SPACEX are to launch a top-secret satellite codenamed project Zuma this Friday, the US Air Force confirmed.

The mysterious project will see the private space agency launch the satellite allowing an unnamed government organisation to send messages or take photos.

One of the few scraps of information currently available has revealed Zuma will enter into a low orbit around Earth.

What the orbiter’s mission is and who will be operating it is unknown with US authorities so far refusing the release any more information.

The satellite will be launch on SpaceX’s Falcon 9 rocket from the Kennedy Space Centre in Florida.

The launch was first pencilled in for the middle of November but was eventually pushed back so SpaceX could analyse their data for a previous launch

As one Falcon 9 will leave as another returns with a rocket also landing on Friday.

SpaceX will launch the mission from the Kennedy Space Centre between 8.00pm and 10.00pm.

Elon Musk’s firm has carried out government missions before but never as secretive.

News of the mysterious satellite comes after SpaceX programme was revealed to be planning to send a Telsa to Mars.

The car will reportedly be playing David’s Bowie’s Space Oddity on a loop.

The billionaire businessman took to social media to announce that he will send a Tesla car to Mars.

Mr Musk announced on Twitter that he will be sending a “cherry Tesla Roadster” to orbit Mars, playing David Bowie’s ‘Space Oddity’ on repeat and that it would “be in deep space for a billion years or so if it doesn’t blow up on the ascent.”

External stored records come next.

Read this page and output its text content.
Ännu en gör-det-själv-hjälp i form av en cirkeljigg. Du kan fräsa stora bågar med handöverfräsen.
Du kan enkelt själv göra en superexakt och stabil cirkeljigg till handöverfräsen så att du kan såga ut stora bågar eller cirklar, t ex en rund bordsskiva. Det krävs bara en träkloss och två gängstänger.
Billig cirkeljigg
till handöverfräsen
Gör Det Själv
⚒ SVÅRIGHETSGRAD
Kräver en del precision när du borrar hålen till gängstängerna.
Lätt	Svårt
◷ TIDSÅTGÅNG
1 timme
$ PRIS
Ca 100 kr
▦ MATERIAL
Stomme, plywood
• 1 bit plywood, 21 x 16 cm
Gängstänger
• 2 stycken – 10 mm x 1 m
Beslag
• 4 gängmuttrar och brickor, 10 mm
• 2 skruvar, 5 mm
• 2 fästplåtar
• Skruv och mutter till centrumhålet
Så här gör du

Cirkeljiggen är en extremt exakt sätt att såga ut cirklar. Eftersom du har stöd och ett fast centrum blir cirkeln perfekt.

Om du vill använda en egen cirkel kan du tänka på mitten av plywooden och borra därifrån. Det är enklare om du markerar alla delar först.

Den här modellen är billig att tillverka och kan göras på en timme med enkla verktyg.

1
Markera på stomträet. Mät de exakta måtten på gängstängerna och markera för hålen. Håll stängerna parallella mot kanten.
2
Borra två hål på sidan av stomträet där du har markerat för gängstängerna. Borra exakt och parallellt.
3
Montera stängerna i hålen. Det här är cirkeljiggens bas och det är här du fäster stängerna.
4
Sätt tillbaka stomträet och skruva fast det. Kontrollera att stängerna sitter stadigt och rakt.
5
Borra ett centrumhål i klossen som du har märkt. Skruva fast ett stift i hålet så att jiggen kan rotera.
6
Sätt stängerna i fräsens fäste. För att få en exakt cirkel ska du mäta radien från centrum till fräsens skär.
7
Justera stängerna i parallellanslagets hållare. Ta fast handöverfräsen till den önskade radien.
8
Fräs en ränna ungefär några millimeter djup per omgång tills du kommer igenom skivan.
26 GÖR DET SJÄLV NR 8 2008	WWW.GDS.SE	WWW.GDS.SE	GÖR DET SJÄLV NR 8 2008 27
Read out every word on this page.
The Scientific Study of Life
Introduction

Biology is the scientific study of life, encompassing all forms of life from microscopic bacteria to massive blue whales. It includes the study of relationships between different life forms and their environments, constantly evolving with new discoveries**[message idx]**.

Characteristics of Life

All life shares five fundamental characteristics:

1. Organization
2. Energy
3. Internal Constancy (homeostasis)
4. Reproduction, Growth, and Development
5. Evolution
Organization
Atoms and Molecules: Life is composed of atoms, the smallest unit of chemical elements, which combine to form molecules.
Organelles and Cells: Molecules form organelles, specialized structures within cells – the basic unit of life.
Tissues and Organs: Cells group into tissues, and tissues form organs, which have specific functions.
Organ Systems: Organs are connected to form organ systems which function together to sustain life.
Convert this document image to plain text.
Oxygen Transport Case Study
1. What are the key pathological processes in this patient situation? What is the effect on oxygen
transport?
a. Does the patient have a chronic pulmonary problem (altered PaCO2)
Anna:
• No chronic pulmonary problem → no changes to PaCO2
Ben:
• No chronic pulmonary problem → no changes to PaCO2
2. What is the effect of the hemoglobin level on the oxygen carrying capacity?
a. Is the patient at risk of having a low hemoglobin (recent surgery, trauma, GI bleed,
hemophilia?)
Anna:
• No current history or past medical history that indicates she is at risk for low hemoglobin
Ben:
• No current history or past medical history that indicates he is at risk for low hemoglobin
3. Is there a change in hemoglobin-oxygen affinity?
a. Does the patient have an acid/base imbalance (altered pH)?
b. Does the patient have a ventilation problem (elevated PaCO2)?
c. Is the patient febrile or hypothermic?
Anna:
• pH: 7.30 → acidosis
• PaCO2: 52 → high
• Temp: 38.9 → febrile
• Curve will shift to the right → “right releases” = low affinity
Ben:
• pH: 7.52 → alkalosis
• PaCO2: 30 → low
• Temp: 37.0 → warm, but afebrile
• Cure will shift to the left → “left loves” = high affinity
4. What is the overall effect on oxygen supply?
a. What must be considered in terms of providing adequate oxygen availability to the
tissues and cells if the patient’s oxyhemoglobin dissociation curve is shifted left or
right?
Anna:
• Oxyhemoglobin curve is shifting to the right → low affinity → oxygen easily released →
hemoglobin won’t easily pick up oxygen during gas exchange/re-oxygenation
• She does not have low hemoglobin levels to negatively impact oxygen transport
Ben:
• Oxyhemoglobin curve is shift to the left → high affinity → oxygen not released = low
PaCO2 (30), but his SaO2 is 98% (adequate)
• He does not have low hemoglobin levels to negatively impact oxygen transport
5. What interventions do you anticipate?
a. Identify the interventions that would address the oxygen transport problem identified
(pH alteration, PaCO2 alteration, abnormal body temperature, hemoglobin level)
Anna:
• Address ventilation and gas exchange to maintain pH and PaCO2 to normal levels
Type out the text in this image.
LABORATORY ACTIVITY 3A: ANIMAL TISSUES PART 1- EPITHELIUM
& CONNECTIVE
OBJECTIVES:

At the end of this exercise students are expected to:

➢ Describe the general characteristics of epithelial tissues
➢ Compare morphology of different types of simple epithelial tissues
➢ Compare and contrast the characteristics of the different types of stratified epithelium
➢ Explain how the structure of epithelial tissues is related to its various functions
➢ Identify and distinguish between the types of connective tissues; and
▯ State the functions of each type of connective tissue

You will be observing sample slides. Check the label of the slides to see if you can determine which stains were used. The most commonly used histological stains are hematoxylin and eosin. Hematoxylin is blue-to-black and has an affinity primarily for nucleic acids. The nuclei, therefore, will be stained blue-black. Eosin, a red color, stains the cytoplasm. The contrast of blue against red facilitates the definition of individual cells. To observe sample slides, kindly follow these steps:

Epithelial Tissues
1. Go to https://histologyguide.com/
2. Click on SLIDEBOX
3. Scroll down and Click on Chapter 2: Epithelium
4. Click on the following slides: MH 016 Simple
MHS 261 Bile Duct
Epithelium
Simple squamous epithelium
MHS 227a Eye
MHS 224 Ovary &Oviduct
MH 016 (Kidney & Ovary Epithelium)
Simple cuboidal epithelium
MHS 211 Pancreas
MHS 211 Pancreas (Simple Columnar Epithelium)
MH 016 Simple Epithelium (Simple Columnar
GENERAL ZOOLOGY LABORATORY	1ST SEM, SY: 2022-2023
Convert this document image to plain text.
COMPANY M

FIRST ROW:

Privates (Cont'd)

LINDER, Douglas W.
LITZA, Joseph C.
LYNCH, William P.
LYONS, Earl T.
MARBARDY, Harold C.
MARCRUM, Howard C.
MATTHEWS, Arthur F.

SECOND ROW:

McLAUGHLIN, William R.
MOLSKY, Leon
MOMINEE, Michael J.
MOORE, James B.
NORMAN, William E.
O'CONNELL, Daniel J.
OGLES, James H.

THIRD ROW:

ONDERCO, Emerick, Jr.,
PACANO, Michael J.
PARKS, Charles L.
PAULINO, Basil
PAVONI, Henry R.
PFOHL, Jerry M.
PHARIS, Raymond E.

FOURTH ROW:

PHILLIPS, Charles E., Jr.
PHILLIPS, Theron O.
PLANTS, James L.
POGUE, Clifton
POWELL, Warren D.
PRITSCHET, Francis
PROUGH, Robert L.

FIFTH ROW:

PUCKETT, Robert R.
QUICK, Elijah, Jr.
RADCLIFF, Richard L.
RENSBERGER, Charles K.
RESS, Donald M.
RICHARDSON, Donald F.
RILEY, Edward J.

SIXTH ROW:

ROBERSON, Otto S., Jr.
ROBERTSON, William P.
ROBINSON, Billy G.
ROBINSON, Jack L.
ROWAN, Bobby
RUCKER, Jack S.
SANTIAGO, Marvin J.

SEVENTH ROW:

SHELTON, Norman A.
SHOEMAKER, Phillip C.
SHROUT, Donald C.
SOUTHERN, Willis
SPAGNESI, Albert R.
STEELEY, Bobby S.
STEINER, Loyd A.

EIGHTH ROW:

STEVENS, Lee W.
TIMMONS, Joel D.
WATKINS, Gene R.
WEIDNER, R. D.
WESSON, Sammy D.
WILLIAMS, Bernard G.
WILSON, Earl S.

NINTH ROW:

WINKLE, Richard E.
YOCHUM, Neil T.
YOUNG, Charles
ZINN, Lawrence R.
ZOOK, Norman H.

However, he later back-pedalled on this statement by saying that he was not sure if SpaceX’s Falcon Heavy rocket craft would carry the electric vehicle to the Red Planet.

But now the South African born American has now left no doubt in anyone’s mind that SpaceX will be sending a car to Mars after he posted a series of pictures on Instagram of the red Tesla Roadster inside the Falcon Heavy.

Alongside the images, Mr Musk put: “Test flights of new rockets usually contain mass simulators in the form of concrete or steel blocks.

“That seemed extremely boring. Of course, anything boring is terrible, especially companies, so we decided to send something unusual, something that made us feel.

“The payload will be an original Tesla Roadster, playing Space Oddity, on a billion-year elliptic Mars orbit.”